I was with Jeff Bernard when he had pancreatitis, and he was in a terrible state of illness. And the doctor—a nice doctor in Middlesex—said, 'Jeff can you knock off the vodka?' And Jeff's eyes filled with tears, you know, as though someone said, 'Will you betray your country?' 'Ah, no. Christ,' he said, 'No. I couldn't give up the vodka.' And the doctor said, 'Well, maybe you could cut it down a bit, Jeff.' And Jeff's eyes then filled utterly with tears and he said, '....No. I've been with Sally Smirnoff too long to give her the elbow now.' Sally Smirnoff, who killed his dick. Who was killing him, had become the great substitute; an incredible transference of affection that, finally, the pain of deprivation—the pain of doing without Sally—outweighed his fear of death.

My insides are in an alcohol solution, and without it they'll die.

People who public with their newly found sobriety have an alarming tendency to relapse.
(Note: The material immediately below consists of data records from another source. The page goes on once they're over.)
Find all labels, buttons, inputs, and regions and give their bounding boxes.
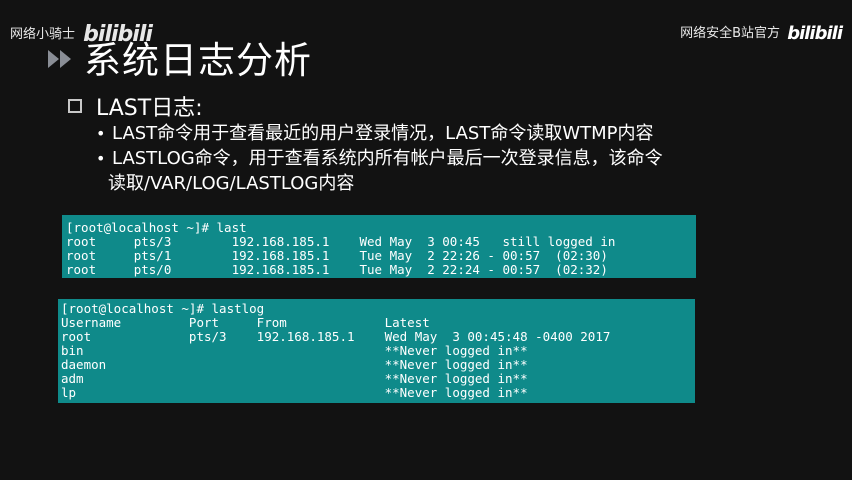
terminal-row: bin **Never logged in** xyxy=(61,343,528,358)
sub-bullet-last: LAST命令用于查看最近的用户登录情况，LAST命令读取WTMP内容 xyxy=(96,121,796,146)
terminal-last-screenshot: --- - [root@localhost ~]# last root pts/… xyxy=(62,215,696,278)
square-bullet-icon xyxy=(68,99,82,113)
sub-bullet-list: LAST命令用于查看最近的用户登录情况，LAST命令读取WTMP内容 LASTL… xyxy=(96,121,796,196)
main-bullet: LAST日志: xyxy=(68,90,203,122)
terminal-lastlog-screenshot: [root@localhost ~]# lastlog Username Por… xyxy=(58,299,695,403)
terminal-row: lp **Never logged in** xyxy=(61,385,528,400)
bilibili-logo-right: bilibili xyxy=(787,23,843,44)
terminal-header: Username Port From Latest xyxy=(61,315,430,330)
sub-bullet-lastlog-cont: 读取/VAR/LOG/LASTLOG内容 xyxy=(96,171,796,196)
slide-title: 系统日志分析 xyxy=(84,39,312,82)
watermark-right-text: 网络安全B站官方 xyxy=(680,26,781,41)
watermark-right: 网络安全B站官方 bilibili xyxy=(680,22,843,44)
terminal-row: root pts/3 192.168.185.1 Wed May 3 00:45… xyxy=(61,329,611,344)
terminal-prompt: [root@localhost ~]# last xyxy=(66,220,247,235)
main-bullet-text: LAST日志: xyxy=(96,96,203,121)
cropped-line-top: --- - xyxy=(507,215,545,221)
terminal-row: root pts/1 192.168.185.1 Tue May 2 22:26… xyxy=(66,248,608,263)
terminal-row: root pts/0 192.168.185.1 Tue May 2 22:24… xyxy=(66,262,608,277)
terminal-row: root pts/3 192.168.185.1 Wed May 3 00:45… xyxy=(66,234,616,249)
terminal-prompt: [root@localhost ~]# lastlog xyxy=(61,301,265,316)
terminal-row: adm **Never logged in** xyxy=(61,371,528,386)
terminal-row: daemon **Never logged in** xyxy=(61,357,528,372)
sub-bullet-lastlog: LASTLOG命令，用于查看系统内所有帐户最后一次登录信息，该命令 xyxy=(96,146,796,171)
sub-bullet-lastlog-cont-text: 读取/VAR/LOG/LASTLOG内容 xyxy=(108,173,355,194)
double-arrow-icon xyxy=(48,50,72,68)
title-row: 系统日志分析 xyxy=(48,30,312,84)
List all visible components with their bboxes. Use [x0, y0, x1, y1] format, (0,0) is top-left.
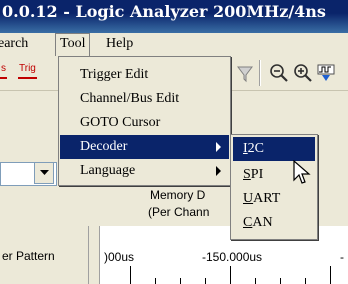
memory-sublabel: (Per Chann — [148, 205, 210, 219]
filter-icon[interactable] — [234, 62, 256, 84]
title-bar: 0.0.12 - Logic Analyzer 200MHz/4ns — [0, 0, 348, 33]
toolbar-s-button[interactable]: s — [0, 63, 7, 79]
menu-search[interactable]: earch — [0, 36, 28, 52]
chevron-down-icon — [39, 170, 49, 175]
memory-label: Memory D — [150, 188, 206, 202]
menu-item-channel-bus-edit[interactable]: Channel/Bus Edit — [60, 87, 229, 111]
time-tick — [130, 266, 131, 284]
submenu-item-label: CAN — [243, 215, 273, 230]
time-tick — [255, 278, 256, 284]
submenu-arrow-icon — [216, 142, 221, 152]
time-label: )00us — [104, 250, 135, 264]
menu-help[interactable]: Help — [106, 36, 133, 52]
menu-item-decoder[interactable]: Decoder — [60, 135, 229, 159]
menu-item-label: Decoder — [80, 139, 128, 154]
time-label: - — [340, 250, 344, 264]
time-label: -150.000us — [202, 250, 263, 264]
combo-dropdown-button[interactable] — [34, 162, 54, 184]
pattern-label: er Pattern — [2, 249, 55, 263]
time-tick — [180, 278, 181, 284]
menu-item-label: GOTO Cursor — [80, 115, 161, 130]
menu-item-label: Channel/Bus Edit — [80, 91, 180, 106]
submenu-item-label: UART — [243, 191, 281, 206]
menu-item-label: Language — [80, 163, 136, 178]
submenu-item-i2c[interactable]: I2C — [233, 137, 315, 161]
time-tick — [230, 266, 231, 284]
time-tick — [305, 278, 306, 284]
submenu-item-label: I2C — [243, 141, 265, 156]
signal-icon[interactable] — [316, 62, 338, 84]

Consider those pathetic celebrities who check into rehab and hold a press conference....People who tell everyone they've gone two weeks without a drink are on thin ice.

An alcoholic is someone who can violate his standards quicker than he can lower them.

It usually takes two liters of vodka just to make me feel warm inside.

The average stoner isn't gonna be a cop. Stoners hate cops. You wanna meet someone with a false sense of repression? Talk to a stoner who has been busted by the cops. THIS FUCKING COUNTRY, MANNNNNN. SOMETHING'S GOTTA CHANGE. Maybe there's one guy out there who wants to be the KEWL KOP who smokes weed and is nice to black people, but that's about it. Every other cop became a cop specifically so that they could get drunk at Irish pubs and then stumble home to an angry wife and curse her out for not understanding WHAT THIS JOB DOES TO A MAN. That job was made for alcoholics.

"But those passages of pointless linguistic pirouetting? The arguments that don’t track if you look beneath the bravura phrasing? Forgive the cliché: that was the booze talking."